Remote-only (see [docs/deployment.md](docs/deployment.md)): `KB_MCP_BASE_URL`,
`GITHUB_CLIENT_ID`, `GITHUB_CLIENT_SECRET`, `KB_MCP_GITHUB_USERNAME`,
`KB_MCP_JWT_SIGNING_KEY`.

### Speaker diarization sidecar

`KB_MCP_DIARIZE` adds `[Speaker A]: …` (or, with voice profiles enrolled, `[Alice]: …`)
turns to transcripts. The pyannote *who-spoke-when* pipeline is **incompatible** with this
server's bleeding-edge `torch-2.12+cu132` build, so it runs in an **isolated sidecar venv**
(`sidecar/diarizer/`) as a subprocess, pinned to a standard `torch-2.9.1+cu130` that still has
Blackwell `sm_120` kernels — so it runs **on the GPU** (`KB_MCP_DIARIZE_DEVICE=auto`, ~20× faster
than CPU) and falls back to CPU. The main service shells out the turn detection and resolves the
anonymous turns to enrolled names locally via ECAPA. The whole feature is **default-off and
soft-fail**: with the flag unset, or the sidecar unbuilt, or anything failing, extraction is
byte-for-byte the plain transcript.

Provision it once per box (needs `uv`; not needed at service runtime):

```powershell
uv sync --extra media --extra embeddings --extra diarization   # main venv (ECAPA + ASR)
pwsh -File scripts/setup-diarizer.ps1 -Prewarm                  # builds sidecar/diarizer/.venv
```

`setup-diarizer.ps1` is the Windows convenience wrapper (it also runs an import smoke + optional
`-Prewarm`). On **Linux/macOS** build the sidecar with the underlying command directly:

```bash
uv sync --directory sidecar/diarizer
```

The sidecar is **cross-platform**: its torch source is platform-conditional — the cu130 (CUDA-13)
index on Windows/Linux (GPU, Blackwell `sm_120`), and default PyPI on macOS (CPU/MPS, since cu130
has no macOS wheels). uv auto-fetches a Python 3.12 for it.

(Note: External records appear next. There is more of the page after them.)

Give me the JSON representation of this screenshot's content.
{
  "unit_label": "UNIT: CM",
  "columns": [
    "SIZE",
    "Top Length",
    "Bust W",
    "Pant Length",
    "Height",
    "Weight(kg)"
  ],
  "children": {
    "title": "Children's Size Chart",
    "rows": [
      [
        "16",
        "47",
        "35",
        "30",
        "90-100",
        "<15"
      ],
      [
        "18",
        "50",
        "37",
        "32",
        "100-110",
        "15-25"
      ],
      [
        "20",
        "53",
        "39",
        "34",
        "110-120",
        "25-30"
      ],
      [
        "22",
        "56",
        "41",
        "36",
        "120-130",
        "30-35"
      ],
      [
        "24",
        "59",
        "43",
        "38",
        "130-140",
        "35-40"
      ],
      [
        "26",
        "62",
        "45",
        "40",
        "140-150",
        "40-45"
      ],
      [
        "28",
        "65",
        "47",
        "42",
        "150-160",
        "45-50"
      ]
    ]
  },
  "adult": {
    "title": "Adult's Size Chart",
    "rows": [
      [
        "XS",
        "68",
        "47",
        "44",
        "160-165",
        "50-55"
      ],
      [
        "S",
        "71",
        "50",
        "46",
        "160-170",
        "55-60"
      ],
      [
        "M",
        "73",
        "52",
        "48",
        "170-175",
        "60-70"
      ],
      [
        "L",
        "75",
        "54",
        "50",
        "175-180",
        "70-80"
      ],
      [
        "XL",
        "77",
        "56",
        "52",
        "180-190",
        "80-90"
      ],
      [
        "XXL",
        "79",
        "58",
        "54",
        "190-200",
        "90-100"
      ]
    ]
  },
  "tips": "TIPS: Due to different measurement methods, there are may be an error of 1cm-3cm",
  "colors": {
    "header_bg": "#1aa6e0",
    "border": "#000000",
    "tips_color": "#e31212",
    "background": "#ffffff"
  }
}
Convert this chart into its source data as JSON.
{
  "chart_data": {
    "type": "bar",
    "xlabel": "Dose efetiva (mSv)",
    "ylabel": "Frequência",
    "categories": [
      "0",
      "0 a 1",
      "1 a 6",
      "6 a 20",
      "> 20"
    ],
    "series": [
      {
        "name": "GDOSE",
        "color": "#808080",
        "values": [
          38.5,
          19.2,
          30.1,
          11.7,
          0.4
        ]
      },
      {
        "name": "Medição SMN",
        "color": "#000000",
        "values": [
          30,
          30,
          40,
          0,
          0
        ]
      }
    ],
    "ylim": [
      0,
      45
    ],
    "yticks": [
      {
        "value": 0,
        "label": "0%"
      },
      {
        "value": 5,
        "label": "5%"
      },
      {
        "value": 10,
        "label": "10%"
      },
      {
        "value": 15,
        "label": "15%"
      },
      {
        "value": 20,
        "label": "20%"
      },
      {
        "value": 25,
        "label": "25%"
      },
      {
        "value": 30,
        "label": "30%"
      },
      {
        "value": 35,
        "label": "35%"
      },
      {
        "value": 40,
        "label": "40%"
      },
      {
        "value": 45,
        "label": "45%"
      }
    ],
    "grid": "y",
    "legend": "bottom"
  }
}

The pyannote checkpoints are HF-gated:
set `HUGGINGFACE_TOKEN` and accept the conditions for **both** `pyannote/speaker-diarization-3.1`
and `pyannote/segmentation-3.0`. Then `KB_MCP_DIARIZE=1`, enroll yourself
(`exomem enroll-speaker --name <you> --self <sample.wav>`), and restart.

## License

AGPL-3.0-or-later — see [LICENSE](LICENSE).

## Releases

Versioning follows the lightweight SemVer policy in
**[docs/release.md](docs/release.md)**. The source of truth is
`pyproject.toml`'s `[project].version`; release tags use `vX.Y.Z`. Release
Please drives future version bumps from Conventional Commit messages.